Khattar Honours Haryana Super-100 IIT-JEE Toppers in Chandigarh
Synopsis
Key Takeaways
Union Power Minister Manohar Lal Khattar attended a felicitation ceremony in Chandigarh on 2 July 2026 to honour students from the Haryana Super-100 programme who cleared the IIT-JEE examination, joining Haryana Chief Minister Nayab Singh Saini at the event.
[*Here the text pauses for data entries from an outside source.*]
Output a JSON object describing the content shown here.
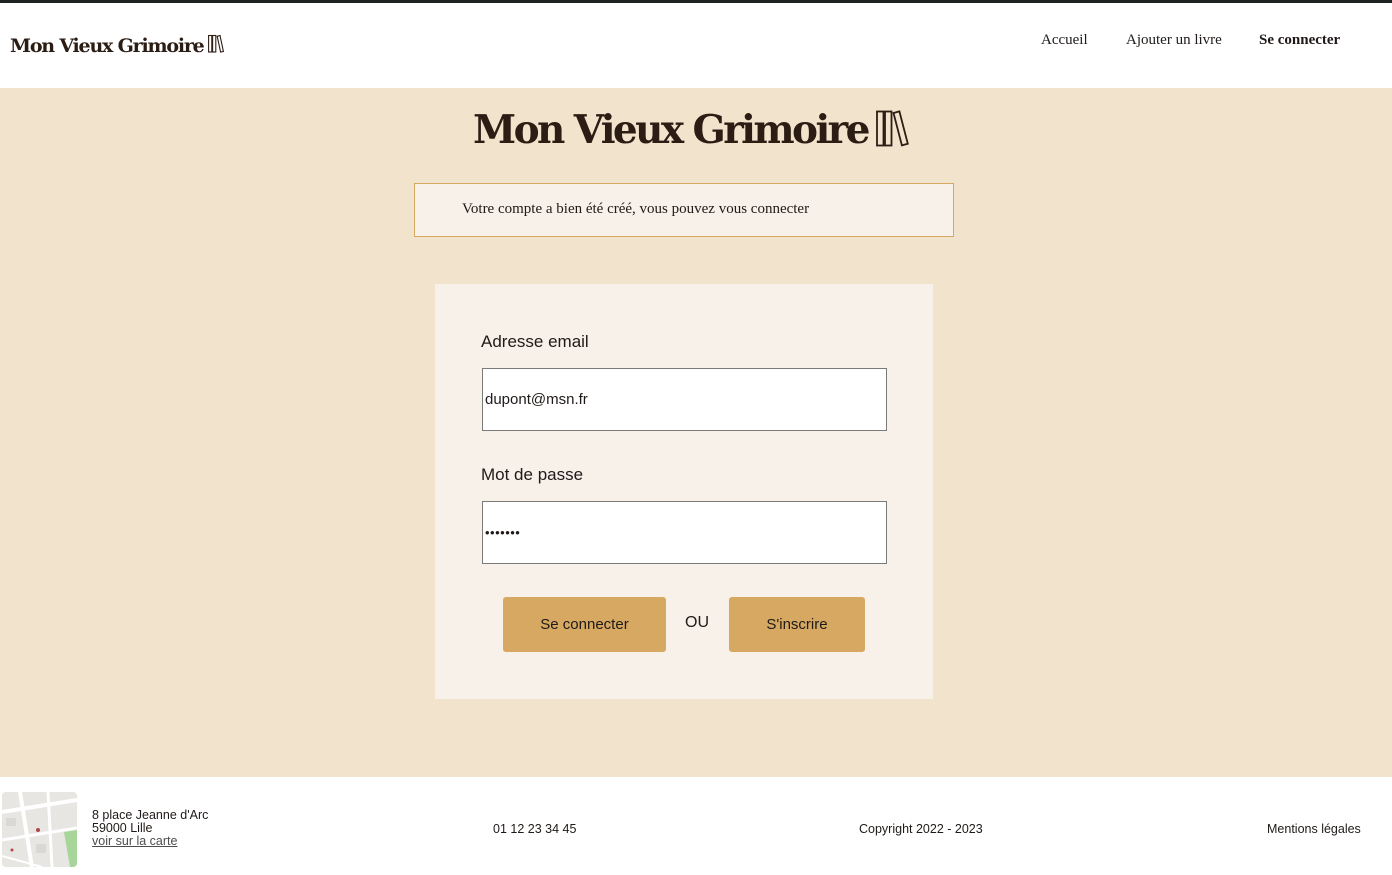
{
  "brand": {
    "name": "Mon Vieux Grimoire",
    "icon": "books-icon"
  },
  "nav": {
    "home": "Accueil",
    "add_book": "Ajouter un livre",
    "login": "Se connecter"
  },
  "notice": {
    "message": "Votre compte a bien été créé, vous pouvez vous connecter"
  },
  "form": {
    "email_label": "Adresse email",
    "email_value": "dupont@msn.fr",
    "password_label": "Mot de passe",
    "password_value": "•••••••",
    "login_button": "Se connecter",
    "or_label": "OU",
    "signup_button": "S'inscrire"
  },
  "footer": {
    "map_icon": "map-thumbnail",
    "address_line1": "8 place Jeanne d'Arc",
    "address_line2": "59000 Lille",
    "map_link": "voir sur la carte",
    "phone": "01 12 23 34 45",
    "copyright": "Copyright 2022 - 2023",
    "legal": "Mentions légales"
  },
  "colors": {
    "page_background": "#f2e3cc",
    "card_background": "#f7f1ea",
    "accent": "#d6a862",
    "brand_text": "#2b1d14",
    "top_bar": "#1e2421"
  }
}
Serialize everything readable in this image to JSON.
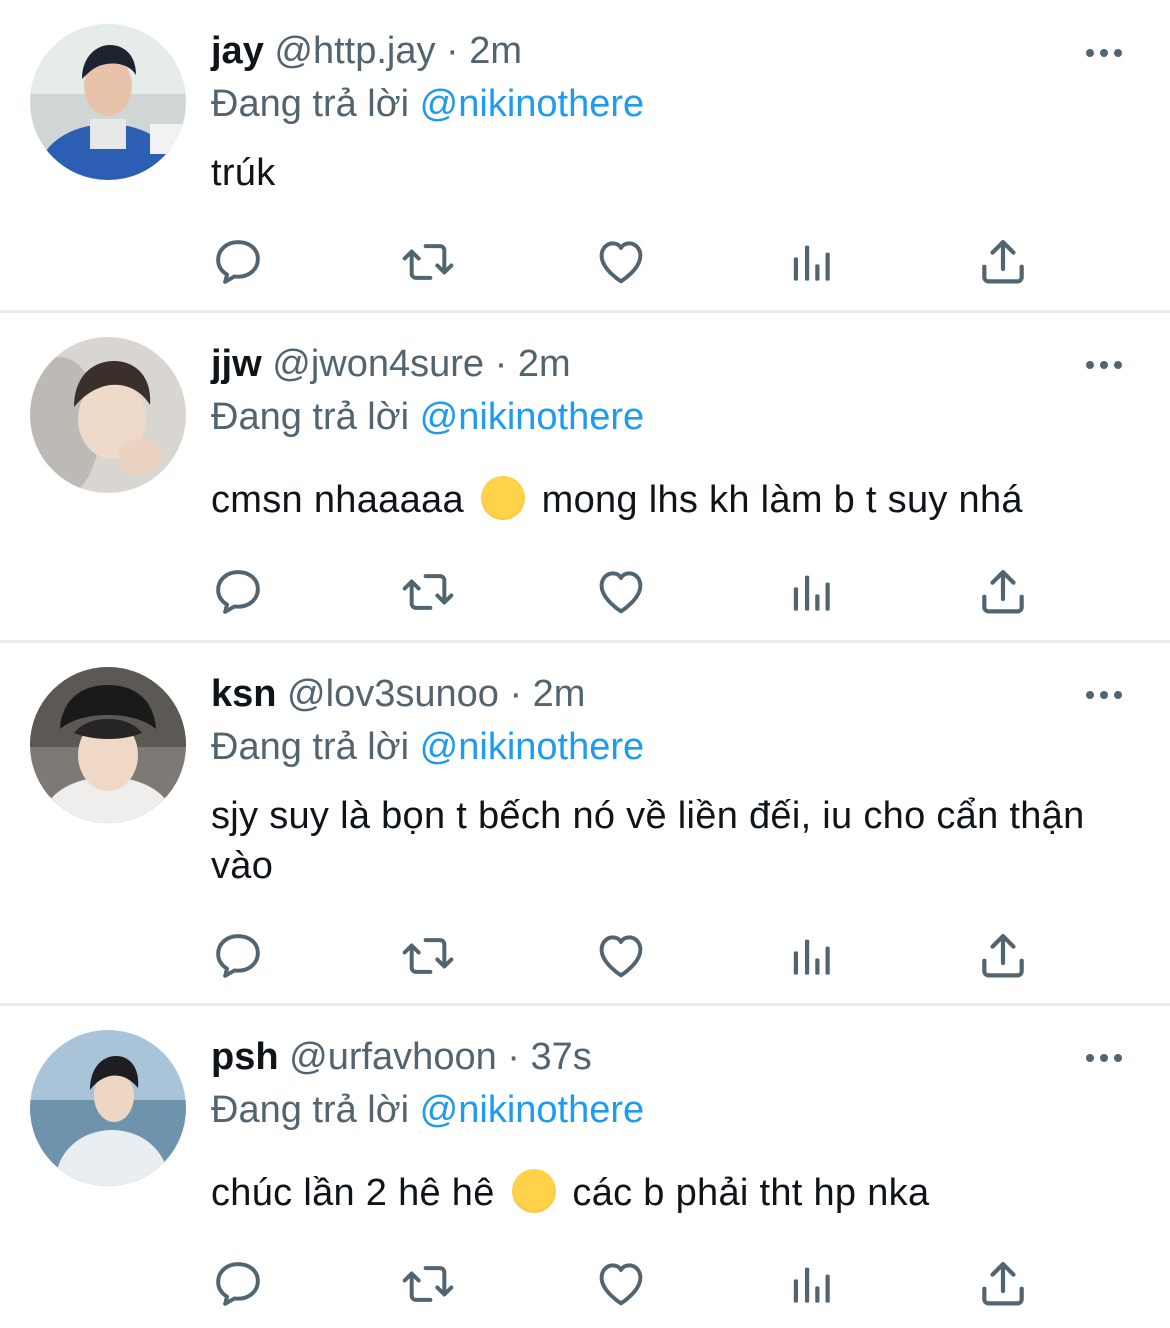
{
  "colors": {
    "accent": "#1d9bf0",
    "secondary": "#536471",
    "divider": "#e6ecf0"
  },
  "icons": [
    "reply-icon",
    "retweet-icon",
    "like-icon",
    "views-icon",
    "share-icon",
    "more-icon"
  ],
  "tweets": [
    {
      "name": "jay",
      "handle": "@http.jay",
      "separator": "·",
      "time": "2m",
      "reply_prefix": "Đang trả lời",
      "reply_to": "@nikinothere",
      "text": "trúk"
    },
    {
      "name": "jjw",
      "handle": "@jwon4sure",
      "separator": "·",
      "time": "2m",
      "reply_prefix": "Đang trả lời",
      "reply_to": "@nikinothere",
      "text_before": "cmsn nhaaaaa",
      "emoji": "partying-face-emoji",
      "text_after": "mong lhs kh làm b t suy nhá"
    },
    {
      "name": "ksn",
      "handle": "@lov3sunoo",
      "separator": "·",
      "time": "2m",
      "reply_prefix": "Đang trả lời",
      "reply_to": "@nikinothere",
      "text": "sjy suy là bọn t bếch nó về liền đếi, iu cho cẩn thận vào"
    },
    {
      "name": "psh",
      "handle": "@urfavhoon",
      "separator": "·",
      "time": "37s",
      "reply_prefix": "Đang trả lời",
      "reply_to": "@nikinothere",
      "text_before": "chúc lần 2 hê hê",
      "emoji": "star-struck-emoji",
      "text_after": "các b phải tht hp nka"
    }
  ]
}
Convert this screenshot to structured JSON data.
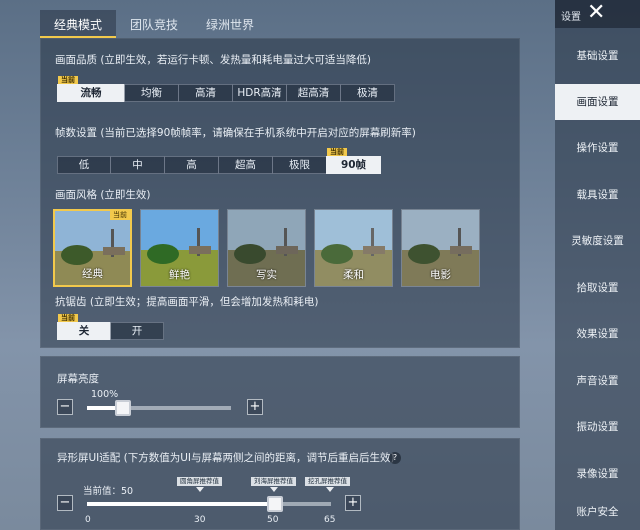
{
  "top_tabs": [
    "经典模式",
    "团队竞技",
    "绿洲世界"
  ],
  "quality": {
    "label": "画面品质 (立即生效，若运行卡顿、发热量和耗电量过大可适当降低)",
    "options": [
      "流畅",
      "均衡",
      "高清",
      "HDR高清",
      "超高清",
      "极清"
    ],
    "current_badge": "当前"
  },
  "fps": {
    "label": "帧数设置 (当前已选择90帧帧率，请确保在手机系统中开启对应的屏幕刷新率)",
    "options": [
      "低",
      "中",
      "高",
      "超高",
      "极限",
      "90帧"
    ],
    "current_badge": "当前"
  },
  "style": {
    "label": "画面风格 (立即生效)",
    "options": [
      "经典",
      "鲜艳",
      "写实",
      "柔和",
      "电影"
    ],
    "current_badge": "当前"
  },
  "aa": {
    "label": "抗锯齿 (立即生效；提高画面平滑，但会增加发热和耗电)",
    "options": [
      "关",
      "开"
    ],
    "current_badge": "当前"
  },
  "brightness": {
    "label": "屏幕亮度",
    "value_text": "100%",
    "value": 0.25,
    "minus": "−",
    "plus": "+"
  },
  "notch": {
    "label": "异形屏UI适配 (下方数值为UI与屏幕两侧之间的距离，调节后重启后生效)",
    "help": "?",
    "current_text": "当前值：50",
    "markers": [
      "圆角屏推荐值",
      "刘海屏推荐值",
      "挖孔屏推荐值"
    ],
    "ticks": [
      "0",
      "30",
      "50",
      "65"
    ],
    "value": 50,
    "minus": "−",
    "plus": "+"
  },
  "sidebar": {
    "title": "设置",
    "close": "✕",
    "items": [
      "基础设置",
      "画面设置",
      "操作设置",
      "载具设置",
      "灵敏度设置",
      "拾取设置",
      "效果设置",
      "声音设置",
      "振动设置",
      "录像设置",
      "账户安全"
    ]
  },
  "colors": {
    "accent": "#f2c94c",
    "selected_bg": "#eef1f4"
  }
}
Posting on X, Khattar described the occasion as an honour, writing: 'aaj Chandigarh mein... Haryana Super-100 ke IIT/JEE pariksha mein safal vidyarthiyon ke samman samaroh mein sammilit hone ka avsar prapt hua' — 'Today in Chandigarh, I had the opportunity to attend the honour ceremony for students of Haryana Super-100 who succeeded in the IIT/JEE examination.' He extended his 'heartfelt congratulations' to all successful students and expressed confidence that they would 'make the country and Haryana proud through their talent and hard work.'
Context
The Haryana Super-100 scheme provides free, high-quality coaching for IIT-JEE and other competitive examinations to meritorious students from economically weaker sections of society. Khattar described the programme as 'carving out a distinct identity' by giving talented but financially constrained students the means to compete at the national level. The ceremony in Chandigarh — the shared capital of Haryana and Punjab — brought together the state's top political leadership to publicly recognise the achievers.
Policy Backdrop
The Super-100 initiative draws from a lineage of targeted coaching schemes that Haryana piloted in the 2010s to support rural and low-income aspirants for national engineering and medical entrance exams. It aligns with the National Education Policy 2020, which prioritises equitable access to quality coaching and competitive-exam preparation for disadvantaged students. Several Indian states have launched similar fully subsidised residential or online coaching programmes for JEE, NEET, and civil-services examinations to offset the prohibitive cost of private tuitions.
Stakeholders and Impact
The primary beneficiaries are students from economically weaker sections across Haryana who would otherwise lack access to the quality coaching that private institutes charge lakhs of rupees to provide. By clearing IIT-JEE, these students gain entry to premier technical institutions, improving their long-term economic prospects and broadening the social diversity of India's engineering talent pool. The state government, Khattar noted, is 'continuously taking effective steps to ensure equal opportunity in education, nurture talent, and make youth competitive at the national level.'
What's Next
Attention will now turn to the JEE Advanced cycle results and any announcements on expanding the Super-100 scheme's intake or budget allocation in the forthcoming Haryana budget session. With both the Union Minister and the Chief Minister publicly championing the programme, further policy support — including possible scaling of the scheme — remains a near-term possibility. The success of this cohort is likely to be cited as evidence for deepening state investment in subsidised competitive-exam coaching.